The name ιεηουωα (Iéèouôa), composed exclusively of seven vowels, each occurring twenty-two times, is attested in Codex III of the Greek Gospel of the Egyptians as a referent to God the Father.

O glorious name, really truly, o existing aeon, Iéèouôa (more exactly ιιιεεεηηηοοουυυωωωααα), his unrevealable name is inscribed on the table [...] the Father of the light of everything, he who came forth from the silence [...] he whose name is an invisible symbol. A hidden, invisible mystery came forth IÉOUÈAÔ (each vowel is repeat 22 times).
— Gérard Gertoux, The Name of God Y.eH.oW.aH which is Pronounced as it is Written I_Eh_oU_Ah: Its Story (2002)
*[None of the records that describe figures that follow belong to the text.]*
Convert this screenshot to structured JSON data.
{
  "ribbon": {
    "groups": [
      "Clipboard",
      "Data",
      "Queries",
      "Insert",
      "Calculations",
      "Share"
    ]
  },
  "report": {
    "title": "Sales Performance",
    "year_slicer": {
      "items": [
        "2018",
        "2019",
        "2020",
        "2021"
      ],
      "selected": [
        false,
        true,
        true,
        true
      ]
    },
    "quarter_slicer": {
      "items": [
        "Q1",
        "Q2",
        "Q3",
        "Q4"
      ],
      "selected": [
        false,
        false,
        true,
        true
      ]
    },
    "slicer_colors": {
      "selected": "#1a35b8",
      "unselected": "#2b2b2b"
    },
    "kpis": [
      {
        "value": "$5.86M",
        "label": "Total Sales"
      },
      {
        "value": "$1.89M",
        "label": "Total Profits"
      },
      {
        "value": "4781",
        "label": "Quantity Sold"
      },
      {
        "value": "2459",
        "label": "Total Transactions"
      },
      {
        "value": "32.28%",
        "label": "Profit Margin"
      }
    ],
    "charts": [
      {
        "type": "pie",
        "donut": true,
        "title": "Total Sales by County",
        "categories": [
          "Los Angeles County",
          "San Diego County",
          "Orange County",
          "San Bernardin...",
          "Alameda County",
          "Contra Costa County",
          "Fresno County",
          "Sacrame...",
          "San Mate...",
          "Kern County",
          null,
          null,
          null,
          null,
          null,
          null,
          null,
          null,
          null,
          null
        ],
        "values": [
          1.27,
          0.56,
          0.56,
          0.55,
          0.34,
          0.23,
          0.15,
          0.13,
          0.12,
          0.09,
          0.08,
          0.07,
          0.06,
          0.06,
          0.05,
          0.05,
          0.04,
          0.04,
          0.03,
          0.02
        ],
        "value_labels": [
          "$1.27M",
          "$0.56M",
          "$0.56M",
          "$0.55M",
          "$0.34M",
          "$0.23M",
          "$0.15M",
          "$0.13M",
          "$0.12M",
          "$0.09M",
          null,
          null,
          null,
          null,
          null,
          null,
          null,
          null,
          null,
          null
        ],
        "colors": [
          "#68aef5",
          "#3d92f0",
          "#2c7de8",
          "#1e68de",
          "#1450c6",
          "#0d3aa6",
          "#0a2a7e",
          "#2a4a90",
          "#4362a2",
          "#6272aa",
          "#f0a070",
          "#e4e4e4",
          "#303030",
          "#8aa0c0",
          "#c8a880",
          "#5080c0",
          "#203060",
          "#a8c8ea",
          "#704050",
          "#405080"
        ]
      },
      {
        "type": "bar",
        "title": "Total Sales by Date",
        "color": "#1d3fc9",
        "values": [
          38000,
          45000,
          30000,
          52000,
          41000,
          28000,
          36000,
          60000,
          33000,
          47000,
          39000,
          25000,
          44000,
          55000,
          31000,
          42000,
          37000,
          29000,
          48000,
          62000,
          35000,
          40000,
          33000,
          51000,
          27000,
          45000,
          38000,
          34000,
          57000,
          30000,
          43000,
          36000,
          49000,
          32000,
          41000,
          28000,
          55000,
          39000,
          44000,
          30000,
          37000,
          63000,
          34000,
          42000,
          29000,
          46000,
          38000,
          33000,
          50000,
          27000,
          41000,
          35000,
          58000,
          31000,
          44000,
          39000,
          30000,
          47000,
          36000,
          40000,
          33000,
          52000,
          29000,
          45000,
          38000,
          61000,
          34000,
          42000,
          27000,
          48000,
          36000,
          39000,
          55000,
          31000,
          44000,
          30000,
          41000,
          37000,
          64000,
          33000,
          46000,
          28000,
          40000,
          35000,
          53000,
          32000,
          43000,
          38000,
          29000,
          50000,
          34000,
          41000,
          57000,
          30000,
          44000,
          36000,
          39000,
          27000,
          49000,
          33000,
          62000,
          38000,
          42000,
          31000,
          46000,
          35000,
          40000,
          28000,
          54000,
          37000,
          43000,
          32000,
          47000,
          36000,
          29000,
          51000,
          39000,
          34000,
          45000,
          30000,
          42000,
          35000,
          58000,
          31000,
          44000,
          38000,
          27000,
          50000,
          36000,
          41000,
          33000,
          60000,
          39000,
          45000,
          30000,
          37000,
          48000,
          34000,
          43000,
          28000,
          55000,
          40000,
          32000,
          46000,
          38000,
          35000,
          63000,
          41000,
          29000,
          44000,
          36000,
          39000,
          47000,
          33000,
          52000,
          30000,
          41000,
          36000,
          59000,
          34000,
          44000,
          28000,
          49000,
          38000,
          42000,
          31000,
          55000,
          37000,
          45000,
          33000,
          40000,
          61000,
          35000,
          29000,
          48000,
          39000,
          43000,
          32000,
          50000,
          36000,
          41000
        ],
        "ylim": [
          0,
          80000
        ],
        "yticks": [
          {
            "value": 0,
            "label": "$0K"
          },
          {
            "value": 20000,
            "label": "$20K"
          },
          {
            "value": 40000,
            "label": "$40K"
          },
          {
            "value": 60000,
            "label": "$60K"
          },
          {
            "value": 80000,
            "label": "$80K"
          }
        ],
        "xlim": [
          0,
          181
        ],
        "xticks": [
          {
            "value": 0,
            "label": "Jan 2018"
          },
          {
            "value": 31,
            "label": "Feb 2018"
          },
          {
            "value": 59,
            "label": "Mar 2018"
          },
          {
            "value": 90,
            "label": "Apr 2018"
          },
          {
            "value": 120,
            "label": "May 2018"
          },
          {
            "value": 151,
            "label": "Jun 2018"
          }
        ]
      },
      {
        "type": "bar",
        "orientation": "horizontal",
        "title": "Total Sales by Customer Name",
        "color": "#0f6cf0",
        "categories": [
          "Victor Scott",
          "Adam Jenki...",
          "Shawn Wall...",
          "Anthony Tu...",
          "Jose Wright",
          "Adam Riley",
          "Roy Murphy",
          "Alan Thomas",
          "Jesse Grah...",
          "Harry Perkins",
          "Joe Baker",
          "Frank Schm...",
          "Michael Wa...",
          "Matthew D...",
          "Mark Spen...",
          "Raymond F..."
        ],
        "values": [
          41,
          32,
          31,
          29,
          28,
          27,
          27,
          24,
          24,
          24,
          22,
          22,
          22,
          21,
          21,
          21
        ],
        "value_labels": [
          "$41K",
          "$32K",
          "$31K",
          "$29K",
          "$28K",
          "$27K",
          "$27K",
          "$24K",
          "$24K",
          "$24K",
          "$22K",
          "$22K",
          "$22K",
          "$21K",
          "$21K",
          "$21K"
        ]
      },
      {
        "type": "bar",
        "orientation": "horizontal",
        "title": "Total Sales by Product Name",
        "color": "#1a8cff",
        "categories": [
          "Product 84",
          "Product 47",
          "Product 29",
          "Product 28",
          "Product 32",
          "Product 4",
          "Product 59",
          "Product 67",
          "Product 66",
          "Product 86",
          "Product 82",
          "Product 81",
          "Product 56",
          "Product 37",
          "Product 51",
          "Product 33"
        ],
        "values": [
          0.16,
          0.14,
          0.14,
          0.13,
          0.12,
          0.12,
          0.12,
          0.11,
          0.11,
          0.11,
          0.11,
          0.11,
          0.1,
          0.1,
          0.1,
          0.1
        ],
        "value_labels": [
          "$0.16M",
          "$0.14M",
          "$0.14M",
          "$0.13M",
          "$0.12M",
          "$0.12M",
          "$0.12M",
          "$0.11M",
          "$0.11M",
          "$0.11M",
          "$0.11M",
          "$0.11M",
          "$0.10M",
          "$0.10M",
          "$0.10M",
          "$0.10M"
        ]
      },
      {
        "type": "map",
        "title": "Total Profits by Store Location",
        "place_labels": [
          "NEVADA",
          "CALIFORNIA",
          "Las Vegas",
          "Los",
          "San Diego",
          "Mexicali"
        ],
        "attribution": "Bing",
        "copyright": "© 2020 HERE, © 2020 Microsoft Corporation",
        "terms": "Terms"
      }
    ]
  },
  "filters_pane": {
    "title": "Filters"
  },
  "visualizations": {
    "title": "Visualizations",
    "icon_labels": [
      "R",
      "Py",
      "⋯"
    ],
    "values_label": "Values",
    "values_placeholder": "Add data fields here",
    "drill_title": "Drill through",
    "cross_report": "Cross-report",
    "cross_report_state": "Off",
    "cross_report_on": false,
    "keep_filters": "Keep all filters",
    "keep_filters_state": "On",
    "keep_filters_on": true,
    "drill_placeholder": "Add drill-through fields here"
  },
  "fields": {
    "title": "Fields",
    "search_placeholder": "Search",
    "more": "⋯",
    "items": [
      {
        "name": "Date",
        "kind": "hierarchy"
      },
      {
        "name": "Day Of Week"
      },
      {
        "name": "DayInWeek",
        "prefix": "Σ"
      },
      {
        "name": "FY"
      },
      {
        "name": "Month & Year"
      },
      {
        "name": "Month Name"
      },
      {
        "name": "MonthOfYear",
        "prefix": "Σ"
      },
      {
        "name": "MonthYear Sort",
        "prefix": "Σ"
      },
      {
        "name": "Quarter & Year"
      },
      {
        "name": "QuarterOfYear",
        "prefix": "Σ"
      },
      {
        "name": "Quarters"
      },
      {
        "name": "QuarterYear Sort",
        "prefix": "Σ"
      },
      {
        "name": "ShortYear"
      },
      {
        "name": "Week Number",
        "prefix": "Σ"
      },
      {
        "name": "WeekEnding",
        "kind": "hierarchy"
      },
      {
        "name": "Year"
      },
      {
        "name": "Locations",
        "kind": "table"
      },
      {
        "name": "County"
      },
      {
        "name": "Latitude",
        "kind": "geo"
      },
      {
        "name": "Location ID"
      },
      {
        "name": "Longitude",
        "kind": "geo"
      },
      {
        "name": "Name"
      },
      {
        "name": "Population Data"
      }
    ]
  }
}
Gertoux argues that the name IEOA is rare and that the occurrence of the Greek pronunciation IEOUA in the Gospel of the Egyptians and in several roughly contemporaneous manuscripts (i. e. PGM 121)—dating to a period prior to the Masoretic text—suggests that the pronunciation ΙΑŌ was not universally used.

== Comparison ==

Another comparable verse appended to the Gospel of Thomas, probably in Egypt, reads:
"114. Simon Peter said to them, "Make Mary leave us, for females are not worthy of life." Jesus said, "Look I shall guide her to make her male so that she too may become a living spirit resembling you males. For every female who makes herself male will enter the Kingdom of Heaven" (translation by Elaine Pagels and Marvin Meyer in Elaine Pagels, Beyond Belief [2003], pp. 241f).

The Second Epistle of Clement (12:2) closely paraphrases a passage that was also quoted by Clement of Alexandria (in Stromateis iii):
iii. 13. 92. "When Salome inquired when the things concerning which she asked should be known, the Lord said: When ye have trampled on the garment of shame, and when the two become one and the male with the female is neither male nor female." Clement adds, "In the first place, then, we have not this saying in the four Gospels that have been delivered to us, but in that according to the Egyptians."

The trope appears in the Gospel of Thomas, saying (37):
"When you strip naked without being ashamed, and take your garments and put them under your feet like little children and tread upon them, then [you] will see the child of the living" (Thomas, Layton translation).

For a somewhat later Gnostic work assigning a prominent role to Jesus' female disciples, see Pistis Sophia.